UK Stocks and Shares ISA – my experience
This is a proper practice what you preach blog post. The ISA is a UK savings account but I’m sure there are lessons that other readers could gain or be encouraged to research into.

In March 2019, I received my first ever bonus. I can even remember the exact day I was informed and the 14 day wait until I received it. Somewhat boringly maturely – I didn’t buy a watch…

I had some consumer debt that I had to pay off first, exactly £1800. Then I used the rest to fund a holiday, live luxuriously for a month (rather than buy a watch, although this option was much less expensive) and, of course, save / invest the vast majority.

I put some money away in a cash savings Individual Savings Account (ISA). Nothing wrong with taking up the crap interest rate if the economy was to take a turn.

A sum of around £1500 I then invested in stocks. My first ever proper portfolio.

After copious amounts of research of which stockbroker to use, I went with my bank, Lloyds. A very strange decision really and not one that I think entirely makes financial sense. But I’m a bit old school and a lot of the stockbrokers which offer much lower equity trading fees just wouldn’t be bailed out by the government if it came to it.

There is nothing wrong with AJ Bell, Hargreaves Lansdown, IG, II and the like. Almost all my colleagues and friends use one of these. I just hadn’t had this kind of money to invest before, so better safe than sorry?

This week I had to sell out of every stock I’d bought (4 at roughly £400 each).

Why?

Because I hadn’t put them in an ISA. In the UK the government has allowed the creation of savings accounts which are exempt from taxation.

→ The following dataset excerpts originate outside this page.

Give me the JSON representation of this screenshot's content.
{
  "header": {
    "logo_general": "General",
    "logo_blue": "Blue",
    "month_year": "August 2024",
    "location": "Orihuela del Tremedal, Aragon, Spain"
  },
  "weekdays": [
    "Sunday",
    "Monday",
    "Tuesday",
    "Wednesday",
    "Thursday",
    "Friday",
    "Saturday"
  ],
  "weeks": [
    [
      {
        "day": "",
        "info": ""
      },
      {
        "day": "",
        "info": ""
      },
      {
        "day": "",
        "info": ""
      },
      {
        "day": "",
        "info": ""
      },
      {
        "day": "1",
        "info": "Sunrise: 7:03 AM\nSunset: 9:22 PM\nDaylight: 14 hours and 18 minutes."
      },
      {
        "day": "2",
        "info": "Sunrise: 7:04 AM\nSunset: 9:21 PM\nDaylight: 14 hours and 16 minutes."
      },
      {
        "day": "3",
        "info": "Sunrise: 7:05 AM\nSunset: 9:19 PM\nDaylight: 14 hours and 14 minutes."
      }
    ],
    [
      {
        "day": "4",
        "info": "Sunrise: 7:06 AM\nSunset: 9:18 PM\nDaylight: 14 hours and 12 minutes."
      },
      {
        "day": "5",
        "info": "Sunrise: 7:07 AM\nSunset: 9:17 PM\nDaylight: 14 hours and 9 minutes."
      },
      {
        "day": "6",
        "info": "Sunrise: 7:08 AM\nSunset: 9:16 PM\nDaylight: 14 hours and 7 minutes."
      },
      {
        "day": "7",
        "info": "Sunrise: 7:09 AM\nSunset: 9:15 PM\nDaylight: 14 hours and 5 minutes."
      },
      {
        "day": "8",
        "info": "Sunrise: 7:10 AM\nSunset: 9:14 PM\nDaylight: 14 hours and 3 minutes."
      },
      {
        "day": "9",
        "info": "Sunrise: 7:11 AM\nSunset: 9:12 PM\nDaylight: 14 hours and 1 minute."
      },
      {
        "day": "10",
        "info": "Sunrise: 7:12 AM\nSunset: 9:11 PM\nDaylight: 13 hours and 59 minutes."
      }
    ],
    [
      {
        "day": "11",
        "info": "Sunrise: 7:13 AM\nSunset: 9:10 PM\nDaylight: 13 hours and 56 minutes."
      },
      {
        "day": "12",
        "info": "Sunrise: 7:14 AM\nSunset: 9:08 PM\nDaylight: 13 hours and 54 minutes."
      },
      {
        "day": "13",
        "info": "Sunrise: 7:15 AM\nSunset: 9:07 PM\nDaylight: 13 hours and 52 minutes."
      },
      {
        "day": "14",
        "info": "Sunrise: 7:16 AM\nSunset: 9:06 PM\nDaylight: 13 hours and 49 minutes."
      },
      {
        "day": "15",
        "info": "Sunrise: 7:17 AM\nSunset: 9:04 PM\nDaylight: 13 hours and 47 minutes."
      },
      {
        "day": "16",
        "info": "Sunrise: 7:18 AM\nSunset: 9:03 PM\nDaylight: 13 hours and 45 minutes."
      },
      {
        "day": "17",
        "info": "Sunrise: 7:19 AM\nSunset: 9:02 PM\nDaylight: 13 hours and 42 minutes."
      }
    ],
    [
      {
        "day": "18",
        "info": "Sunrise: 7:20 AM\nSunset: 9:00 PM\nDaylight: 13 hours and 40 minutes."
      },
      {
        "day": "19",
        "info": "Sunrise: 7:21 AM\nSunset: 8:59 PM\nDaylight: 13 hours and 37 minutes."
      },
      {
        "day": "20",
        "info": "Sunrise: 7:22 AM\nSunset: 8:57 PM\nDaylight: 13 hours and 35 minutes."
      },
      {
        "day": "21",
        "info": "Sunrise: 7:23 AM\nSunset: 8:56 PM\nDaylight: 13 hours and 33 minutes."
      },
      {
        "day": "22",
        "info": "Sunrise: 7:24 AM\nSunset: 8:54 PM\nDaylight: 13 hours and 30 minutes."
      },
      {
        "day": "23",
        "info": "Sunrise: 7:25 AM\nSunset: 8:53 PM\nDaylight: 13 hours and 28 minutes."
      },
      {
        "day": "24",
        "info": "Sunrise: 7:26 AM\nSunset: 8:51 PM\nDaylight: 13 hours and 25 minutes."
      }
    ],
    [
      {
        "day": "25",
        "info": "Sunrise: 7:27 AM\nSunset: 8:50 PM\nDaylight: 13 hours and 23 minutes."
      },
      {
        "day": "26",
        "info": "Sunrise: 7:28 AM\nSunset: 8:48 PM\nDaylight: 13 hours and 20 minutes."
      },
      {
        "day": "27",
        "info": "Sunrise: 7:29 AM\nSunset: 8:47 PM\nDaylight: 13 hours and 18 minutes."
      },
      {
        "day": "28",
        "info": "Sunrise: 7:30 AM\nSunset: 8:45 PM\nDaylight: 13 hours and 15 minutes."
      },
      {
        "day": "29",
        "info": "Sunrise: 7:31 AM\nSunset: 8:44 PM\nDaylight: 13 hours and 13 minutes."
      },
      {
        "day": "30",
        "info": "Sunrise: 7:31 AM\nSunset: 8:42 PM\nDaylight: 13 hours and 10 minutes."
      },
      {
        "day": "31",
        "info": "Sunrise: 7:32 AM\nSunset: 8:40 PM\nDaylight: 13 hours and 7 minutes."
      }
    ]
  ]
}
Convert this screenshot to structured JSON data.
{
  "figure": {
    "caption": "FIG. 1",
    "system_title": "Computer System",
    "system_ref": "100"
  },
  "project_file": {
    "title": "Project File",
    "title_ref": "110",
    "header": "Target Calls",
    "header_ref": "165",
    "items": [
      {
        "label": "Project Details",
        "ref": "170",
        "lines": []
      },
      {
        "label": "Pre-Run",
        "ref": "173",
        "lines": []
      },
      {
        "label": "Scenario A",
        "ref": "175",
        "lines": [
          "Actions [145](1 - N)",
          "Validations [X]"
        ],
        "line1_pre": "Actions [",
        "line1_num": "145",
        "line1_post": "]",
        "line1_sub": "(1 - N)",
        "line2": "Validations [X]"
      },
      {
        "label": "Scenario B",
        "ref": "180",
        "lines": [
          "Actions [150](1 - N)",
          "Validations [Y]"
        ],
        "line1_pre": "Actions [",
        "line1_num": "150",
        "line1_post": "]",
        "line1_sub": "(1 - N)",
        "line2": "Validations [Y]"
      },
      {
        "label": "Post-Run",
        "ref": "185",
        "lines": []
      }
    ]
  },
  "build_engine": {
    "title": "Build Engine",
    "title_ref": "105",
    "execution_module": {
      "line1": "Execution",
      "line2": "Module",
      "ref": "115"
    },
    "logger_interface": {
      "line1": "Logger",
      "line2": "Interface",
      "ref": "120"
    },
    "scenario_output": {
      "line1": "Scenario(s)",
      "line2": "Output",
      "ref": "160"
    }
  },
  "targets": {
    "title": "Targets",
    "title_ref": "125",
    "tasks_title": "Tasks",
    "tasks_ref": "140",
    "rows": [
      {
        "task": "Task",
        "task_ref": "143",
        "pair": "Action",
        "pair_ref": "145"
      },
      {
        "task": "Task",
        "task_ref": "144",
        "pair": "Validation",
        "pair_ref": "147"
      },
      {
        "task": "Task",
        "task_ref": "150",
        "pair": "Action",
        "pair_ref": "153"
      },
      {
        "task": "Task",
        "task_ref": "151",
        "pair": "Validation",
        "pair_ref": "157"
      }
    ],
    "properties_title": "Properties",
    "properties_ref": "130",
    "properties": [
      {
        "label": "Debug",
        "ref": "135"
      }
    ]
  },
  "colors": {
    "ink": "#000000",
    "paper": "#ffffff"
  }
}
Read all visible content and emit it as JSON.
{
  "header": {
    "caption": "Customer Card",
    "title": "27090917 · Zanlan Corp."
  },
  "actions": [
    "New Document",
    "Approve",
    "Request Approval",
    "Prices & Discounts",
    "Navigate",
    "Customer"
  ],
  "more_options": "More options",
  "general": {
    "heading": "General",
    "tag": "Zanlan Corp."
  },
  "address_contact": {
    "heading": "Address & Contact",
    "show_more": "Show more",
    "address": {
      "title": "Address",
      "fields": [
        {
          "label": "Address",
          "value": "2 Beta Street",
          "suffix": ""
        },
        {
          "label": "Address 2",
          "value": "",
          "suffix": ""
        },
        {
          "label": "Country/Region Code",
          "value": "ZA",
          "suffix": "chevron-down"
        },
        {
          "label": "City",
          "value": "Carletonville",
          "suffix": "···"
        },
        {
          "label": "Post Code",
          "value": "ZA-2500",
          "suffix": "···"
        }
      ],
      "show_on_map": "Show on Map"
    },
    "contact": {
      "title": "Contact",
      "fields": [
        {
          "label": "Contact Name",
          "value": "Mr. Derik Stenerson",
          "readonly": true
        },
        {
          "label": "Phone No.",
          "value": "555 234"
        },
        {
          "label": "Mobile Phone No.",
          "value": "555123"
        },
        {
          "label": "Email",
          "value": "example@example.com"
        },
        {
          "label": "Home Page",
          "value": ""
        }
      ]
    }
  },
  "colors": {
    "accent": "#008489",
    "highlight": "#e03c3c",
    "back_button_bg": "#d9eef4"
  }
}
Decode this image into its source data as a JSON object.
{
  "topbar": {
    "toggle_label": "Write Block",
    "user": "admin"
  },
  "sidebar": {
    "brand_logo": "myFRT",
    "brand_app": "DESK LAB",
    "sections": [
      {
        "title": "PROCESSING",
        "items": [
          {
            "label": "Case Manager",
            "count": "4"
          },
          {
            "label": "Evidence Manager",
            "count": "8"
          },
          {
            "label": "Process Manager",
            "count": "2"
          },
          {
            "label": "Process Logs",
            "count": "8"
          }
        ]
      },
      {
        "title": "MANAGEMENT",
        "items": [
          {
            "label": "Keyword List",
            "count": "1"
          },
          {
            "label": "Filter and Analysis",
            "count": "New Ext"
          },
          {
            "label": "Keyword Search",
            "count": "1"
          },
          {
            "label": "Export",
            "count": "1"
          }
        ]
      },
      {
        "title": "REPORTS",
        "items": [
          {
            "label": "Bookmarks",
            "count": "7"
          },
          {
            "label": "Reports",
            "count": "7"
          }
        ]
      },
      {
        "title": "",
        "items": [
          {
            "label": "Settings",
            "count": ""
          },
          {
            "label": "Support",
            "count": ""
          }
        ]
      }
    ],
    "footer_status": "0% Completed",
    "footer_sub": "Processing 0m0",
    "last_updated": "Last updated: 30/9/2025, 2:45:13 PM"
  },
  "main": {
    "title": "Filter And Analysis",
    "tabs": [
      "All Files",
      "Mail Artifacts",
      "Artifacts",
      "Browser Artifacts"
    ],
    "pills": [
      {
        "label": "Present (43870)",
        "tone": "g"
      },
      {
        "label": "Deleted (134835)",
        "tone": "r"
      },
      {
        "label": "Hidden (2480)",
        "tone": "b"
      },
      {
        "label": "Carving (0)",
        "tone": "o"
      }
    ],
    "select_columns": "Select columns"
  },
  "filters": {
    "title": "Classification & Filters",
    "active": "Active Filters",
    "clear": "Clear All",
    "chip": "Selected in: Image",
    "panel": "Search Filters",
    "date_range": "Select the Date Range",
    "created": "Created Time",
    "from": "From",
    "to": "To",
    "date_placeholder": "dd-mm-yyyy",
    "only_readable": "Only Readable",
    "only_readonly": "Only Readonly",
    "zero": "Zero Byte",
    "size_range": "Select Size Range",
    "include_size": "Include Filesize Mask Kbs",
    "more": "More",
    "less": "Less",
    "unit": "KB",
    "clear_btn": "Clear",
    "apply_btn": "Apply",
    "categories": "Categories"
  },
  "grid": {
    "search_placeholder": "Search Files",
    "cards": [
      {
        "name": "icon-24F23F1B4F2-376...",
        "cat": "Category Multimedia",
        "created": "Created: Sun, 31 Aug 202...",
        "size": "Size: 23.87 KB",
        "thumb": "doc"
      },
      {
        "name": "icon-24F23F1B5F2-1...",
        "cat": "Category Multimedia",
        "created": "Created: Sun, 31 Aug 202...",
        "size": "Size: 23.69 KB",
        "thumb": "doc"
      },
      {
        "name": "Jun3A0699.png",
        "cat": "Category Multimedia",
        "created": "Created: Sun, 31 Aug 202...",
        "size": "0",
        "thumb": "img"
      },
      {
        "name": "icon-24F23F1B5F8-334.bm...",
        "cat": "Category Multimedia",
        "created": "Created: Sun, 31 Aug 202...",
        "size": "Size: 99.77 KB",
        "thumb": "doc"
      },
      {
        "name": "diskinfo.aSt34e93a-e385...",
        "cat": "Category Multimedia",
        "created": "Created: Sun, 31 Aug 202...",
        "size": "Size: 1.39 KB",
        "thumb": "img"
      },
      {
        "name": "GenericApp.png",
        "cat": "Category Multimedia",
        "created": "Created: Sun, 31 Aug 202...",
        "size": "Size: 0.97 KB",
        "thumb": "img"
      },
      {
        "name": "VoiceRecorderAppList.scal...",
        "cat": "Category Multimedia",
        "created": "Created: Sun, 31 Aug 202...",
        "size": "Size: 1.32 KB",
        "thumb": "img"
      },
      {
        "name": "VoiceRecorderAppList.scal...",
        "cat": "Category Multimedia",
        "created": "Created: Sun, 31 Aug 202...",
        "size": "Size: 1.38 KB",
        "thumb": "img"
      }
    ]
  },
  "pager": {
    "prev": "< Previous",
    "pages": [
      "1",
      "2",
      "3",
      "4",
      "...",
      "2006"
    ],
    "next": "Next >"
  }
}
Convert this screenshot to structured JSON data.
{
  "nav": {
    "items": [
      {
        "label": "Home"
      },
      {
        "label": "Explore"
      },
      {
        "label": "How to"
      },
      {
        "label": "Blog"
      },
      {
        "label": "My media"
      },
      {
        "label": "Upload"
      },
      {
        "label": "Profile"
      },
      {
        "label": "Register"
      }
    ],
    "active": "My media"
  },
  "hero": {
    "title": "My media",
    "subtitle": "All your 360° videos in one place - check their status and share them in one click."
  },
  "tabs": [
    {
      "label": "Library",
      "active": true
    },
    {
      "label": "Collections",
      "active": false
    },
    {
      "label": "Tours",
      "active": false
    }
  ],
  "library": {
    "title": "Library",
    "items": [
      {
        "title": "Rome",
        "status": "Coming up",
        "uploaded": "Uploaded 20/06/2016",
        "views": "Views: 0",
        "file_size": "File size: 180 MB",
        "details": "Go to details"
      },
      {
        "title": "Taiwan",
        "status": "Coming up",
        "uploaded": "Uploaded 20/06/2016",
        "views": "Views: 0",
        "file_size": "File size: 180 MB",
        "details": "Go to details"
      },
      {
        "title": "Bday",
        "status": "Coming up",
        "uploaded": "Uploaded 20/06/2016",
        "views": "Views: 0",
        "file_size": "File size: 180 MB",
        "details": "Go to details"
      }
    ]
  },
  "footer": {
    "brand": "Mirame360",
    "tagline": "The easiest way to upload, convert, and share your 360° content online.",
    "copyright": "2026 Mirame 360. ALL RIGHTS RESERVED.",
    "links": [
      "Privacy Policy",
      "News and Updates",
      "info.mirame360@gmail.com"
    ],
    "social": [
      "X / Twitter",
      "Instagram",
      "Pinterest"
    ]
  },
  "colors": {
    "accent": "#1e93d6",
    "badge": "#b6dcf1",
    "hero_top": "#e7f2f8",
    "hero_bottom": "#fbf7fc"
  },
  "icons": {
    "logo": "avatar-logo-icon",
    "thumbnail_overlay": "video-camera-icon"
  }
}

I hadn’t got the tax-wrapper that the government so kindly permits £20,000 of post-tax income to be invested and saved through. This means that the capital gains at the time of disposal of those shares will be waived.

The £20,000 per year allows you to gather a large savings pot over the course of your life and minimise your tax bill.

I’m more than happy to pay my income tax and contribute where I can, but who doesn’t want to minimise their tax bill?

Wait, so why did I sell them?

Say that they all tripled over the next 10 years. They went from £400 to £1200. Capital gains tax on this is 10% or 20% depending on your tax bracket. So either £80 or £160 of the appreciation in my stock value. Whereas if I bought them through the ISA, I would pay NO CGT.

I did incur £12 to sell and rebuy my shares. This would be worth it many times over if you had a sizable amount of your portfolio in shares.

Is it reasonable to assume they will triple in 10 years? Probably not. Similarly, it is not reasonable to assume I will sell them in 10 years. I only buy shares with money that I don’t need to access at any given moment (aka I didn’t need to liquidate).

I intend to hold any single stocks for >20 years and part of a retirement pot. Otherwise, if you were to buy and sell often, the £10/12/14 transaction fees do begin to eat into your profits.

If you haven’t considered investing before, then how cool would it be if I’d written an explainor post to help you get started?

This was a simple and small tweak to my personal finances. How much it saves me will be decided in around 20 years’ time. What we do know, is that anything that is in an ISA now, will always remain exempt from this form of taxation.